Apropos physical consciousness and health


(A conversation recorded on 19th July, 1943)



Disciple: A has written to someone in Bengal that the vital being in man is responsible for diseases and that the body has no part in it. What do you think of it?

Sri Aurobindo: You can say “matter” knows nothing about good and bad or sick and healthy. But the human body, I mean the physical consciousness, is not “matter”. It is conscious, and therefore it can have its own responsibility with regard to diseases.

Disciple: It seems A’s stand-point referred to repentance and expiation. He wanted to say that to punish the body for the faults of the vital being or of the mind was to punish John for Jack.

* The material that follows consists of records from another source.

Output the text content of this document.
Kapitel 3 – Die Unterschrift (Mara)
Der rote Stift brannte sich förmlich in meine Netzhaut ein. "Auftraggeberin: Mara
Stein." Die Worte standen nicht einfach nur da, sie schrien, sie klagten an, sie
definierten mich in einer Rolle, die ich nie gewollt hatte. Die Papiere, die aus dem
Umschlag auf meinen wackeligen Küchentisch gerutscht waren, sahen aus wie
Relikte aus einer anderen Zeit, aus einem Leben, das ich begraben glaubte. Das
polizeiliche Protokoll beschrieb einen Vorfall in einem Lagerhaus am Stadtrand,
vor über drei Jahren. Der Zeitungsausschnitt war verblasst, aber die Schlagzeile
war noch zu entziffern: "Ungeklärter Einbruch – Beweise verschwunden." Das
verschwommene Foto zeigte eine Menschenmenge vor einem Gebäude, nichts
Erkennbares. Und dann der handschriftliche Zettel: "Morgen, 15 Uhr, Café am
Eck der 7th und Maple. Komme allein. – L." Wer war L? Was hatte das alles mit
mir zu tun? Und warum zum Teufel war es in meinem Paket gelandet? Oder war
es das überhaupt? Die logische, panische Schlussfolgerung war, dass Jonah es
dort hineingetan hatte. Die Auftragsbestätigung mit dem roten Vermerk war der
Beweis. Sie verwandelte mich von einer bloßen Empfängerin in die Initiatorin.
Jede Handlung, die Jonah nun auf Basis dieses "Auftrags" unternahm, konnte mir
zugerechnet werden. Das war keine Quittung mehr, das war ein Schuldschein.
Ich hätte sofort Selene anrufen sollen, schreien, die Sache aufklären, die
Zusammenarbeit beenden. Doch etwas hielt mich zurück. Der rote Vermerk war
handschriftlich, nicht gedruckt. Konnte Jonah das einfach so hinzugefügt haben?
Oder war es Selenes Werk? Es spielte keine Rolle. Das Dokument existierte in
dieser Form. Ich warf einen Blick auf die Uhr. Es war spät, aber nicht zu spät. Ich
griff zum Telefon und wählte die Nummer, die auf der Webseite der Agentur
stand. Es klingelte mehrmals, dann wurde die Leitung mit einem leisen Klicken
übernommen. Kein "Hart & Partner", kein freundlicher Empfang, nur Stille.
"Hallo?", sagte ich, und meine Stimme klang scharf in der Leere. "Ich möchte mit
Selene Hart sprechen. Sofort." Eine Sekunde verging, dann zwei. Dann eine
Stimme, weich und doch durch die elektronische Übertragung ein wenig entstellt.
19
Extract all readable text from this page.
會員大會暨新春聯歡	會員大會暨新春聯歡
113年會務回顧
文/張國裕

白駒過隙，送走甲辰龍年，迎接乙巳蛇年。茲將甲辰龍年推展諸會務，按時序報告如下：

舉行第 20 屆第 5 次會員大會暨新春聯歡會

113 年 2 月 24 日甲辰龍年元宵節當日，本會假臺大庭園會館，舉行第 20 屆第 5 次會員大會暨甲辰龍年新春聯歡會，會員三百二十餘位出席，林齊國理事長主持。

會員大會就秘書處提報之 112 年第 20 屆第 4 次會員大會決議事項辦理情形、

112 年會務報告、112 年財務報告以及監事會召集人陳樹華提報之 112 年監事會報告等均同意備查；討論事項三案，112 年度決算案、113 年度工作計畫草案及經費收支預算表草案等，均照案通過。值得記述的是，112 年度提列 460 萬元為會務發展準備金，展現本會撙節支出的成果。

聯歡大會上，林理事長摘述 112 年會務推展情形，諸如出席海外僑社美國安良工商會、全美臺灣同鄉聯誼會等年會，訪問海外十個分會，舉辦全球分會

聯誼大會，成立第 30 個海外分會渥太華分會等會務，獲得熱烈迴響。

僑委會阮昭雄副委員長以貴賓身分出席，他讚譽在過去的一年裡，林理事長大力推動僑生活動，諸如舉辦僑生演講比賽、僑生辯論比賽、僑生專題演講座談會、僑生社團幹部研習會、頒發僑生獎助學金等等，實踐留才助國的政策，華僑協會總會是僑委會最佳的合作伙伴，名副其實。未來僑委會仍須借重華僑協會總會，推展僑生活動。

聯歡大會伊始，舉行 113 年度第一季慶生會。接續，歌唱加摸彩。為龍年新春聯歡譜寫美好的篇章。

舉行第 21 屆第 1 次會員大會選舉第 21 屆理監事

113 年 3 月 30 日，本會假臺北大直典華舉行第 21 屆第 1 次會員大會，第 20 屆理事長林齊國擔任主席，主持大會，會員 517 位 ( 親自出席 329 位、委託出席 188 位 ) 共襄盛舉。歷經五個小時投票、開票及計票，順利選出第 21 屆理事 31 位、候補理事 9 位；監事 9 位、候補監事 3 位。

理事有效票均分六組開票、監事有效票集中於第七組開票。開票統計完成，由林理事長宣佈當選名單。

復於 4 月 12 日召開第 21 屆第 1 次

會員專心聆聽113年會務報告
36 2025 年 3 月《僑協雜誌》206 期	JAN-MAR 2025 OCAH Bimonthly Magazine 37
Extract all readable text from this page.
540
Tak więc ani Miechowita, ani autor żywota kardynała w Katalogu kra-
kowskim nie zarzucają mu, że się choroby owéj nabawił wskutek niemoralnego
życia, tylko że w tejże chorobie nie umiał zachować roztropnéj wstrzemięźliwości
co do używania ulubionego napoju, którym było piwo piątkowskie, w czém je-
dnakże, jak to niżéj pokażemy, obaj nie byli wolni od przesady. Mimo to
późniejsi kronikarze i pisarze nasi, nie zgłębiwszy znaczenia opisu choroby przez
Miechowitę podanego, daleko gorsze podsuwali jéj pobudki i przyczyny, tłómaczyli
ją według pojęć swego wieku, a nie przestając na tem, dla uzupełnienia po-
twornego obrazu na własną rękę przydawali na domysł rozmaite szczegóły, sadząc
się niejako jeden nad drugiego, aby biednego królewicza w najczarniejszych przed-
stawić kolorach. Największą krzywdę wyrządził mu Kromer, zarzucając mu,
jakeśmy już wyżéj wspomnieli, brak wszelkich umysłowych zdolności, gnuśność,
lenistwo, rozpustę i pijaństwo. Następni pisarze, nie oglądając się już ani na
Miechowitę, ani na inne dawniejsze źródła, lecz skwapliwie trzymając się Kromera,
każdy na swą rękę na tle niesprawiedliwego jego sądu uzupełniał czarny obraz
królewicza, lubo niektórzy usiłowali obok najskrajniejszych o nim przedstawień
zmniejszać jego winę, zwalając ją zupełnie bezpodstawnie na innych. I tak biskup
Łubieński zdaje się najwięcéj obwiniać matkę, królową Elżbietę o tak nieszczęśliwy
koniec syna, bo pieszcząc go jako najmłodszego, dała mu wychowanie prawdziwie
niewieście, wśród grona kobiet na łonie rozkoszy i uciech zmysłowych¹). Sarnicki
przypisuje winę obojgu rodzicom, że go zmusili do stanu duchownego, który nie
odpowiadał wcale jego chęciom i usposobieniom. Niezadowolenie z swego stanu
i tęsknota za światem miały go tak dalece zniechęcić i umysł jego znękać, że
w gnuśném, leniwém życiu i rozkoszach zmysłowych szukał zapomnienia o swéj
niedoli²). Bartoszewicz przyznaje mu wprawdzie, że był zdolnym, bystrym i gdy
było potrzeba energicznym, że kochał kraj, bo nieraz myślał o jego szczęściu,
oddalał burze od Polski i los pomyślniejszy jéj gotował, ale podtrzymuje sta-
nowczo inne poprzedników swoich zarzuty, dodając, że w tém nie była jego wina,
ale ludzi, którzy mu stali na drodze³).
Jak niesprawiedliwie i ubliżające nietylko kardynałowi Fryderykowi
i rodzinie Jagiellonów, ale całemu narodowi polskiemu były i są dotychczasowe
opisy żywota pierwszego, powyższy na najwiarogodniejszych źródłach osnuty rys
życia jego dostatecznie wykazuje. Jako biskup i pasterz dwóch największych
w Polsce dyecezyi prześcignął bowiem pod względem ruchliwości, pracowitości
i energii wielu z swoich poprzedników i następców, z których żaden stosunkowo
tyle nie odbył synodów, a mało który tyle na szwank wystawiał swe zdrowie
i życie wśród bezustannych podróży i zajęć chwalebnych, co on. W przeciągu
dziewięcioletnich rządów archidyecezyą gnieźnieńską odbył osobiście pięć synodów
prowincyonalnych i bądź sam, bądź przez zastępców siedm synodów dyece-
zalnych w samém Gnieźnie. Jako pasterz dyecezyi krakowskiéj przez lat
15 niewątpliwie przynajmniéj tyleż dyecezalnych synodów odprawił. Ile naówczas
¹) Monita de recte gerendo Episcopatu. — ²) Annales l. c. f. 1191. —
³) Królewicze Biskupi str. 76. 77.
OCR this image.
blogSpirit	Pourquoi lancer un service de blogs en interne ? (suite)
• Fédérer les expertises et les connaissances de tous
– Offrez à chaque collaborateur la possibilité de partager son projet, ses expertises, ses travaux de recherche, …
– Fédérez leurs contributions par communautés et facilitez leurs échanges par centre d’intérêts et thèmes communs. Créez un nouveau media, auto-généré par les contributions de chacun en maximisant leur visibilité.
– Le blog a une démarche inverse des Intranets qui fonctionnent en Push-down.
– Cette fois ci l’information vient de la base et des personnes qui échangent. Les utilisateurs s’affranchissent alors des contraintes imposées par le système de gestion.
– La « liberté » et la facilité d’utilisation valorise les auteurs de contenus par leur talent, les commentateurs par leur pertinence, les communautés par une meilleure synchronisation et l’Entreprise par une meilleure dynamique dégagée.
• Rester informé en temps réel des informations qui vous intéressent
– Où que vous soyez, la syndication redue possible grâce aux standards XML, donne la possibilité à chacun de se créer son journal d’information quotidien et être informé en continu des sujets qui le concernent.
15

Sri Aurobindo: One may differ on that point too. To consider as if the body, the vital and the mind were so cut off from each other as not to have any mutual reaction is not true. So the physical can react on the vital being.

Disciple: But the physical being in us is not as conscious as the vital or the mental being.

Sri Aurobindo: The physical may be said to be more inconscient than the other parts, but that would not prevent it from exerting a very powerful influence on the other parts.

Besides, the decision to fast, or to do physical Tapasya, is taken by the vital and the mental being in man. It is not the body that takes the decision.

Disciple: But in the psychological paths of yoga physical Tapasya is not regarded as necessary.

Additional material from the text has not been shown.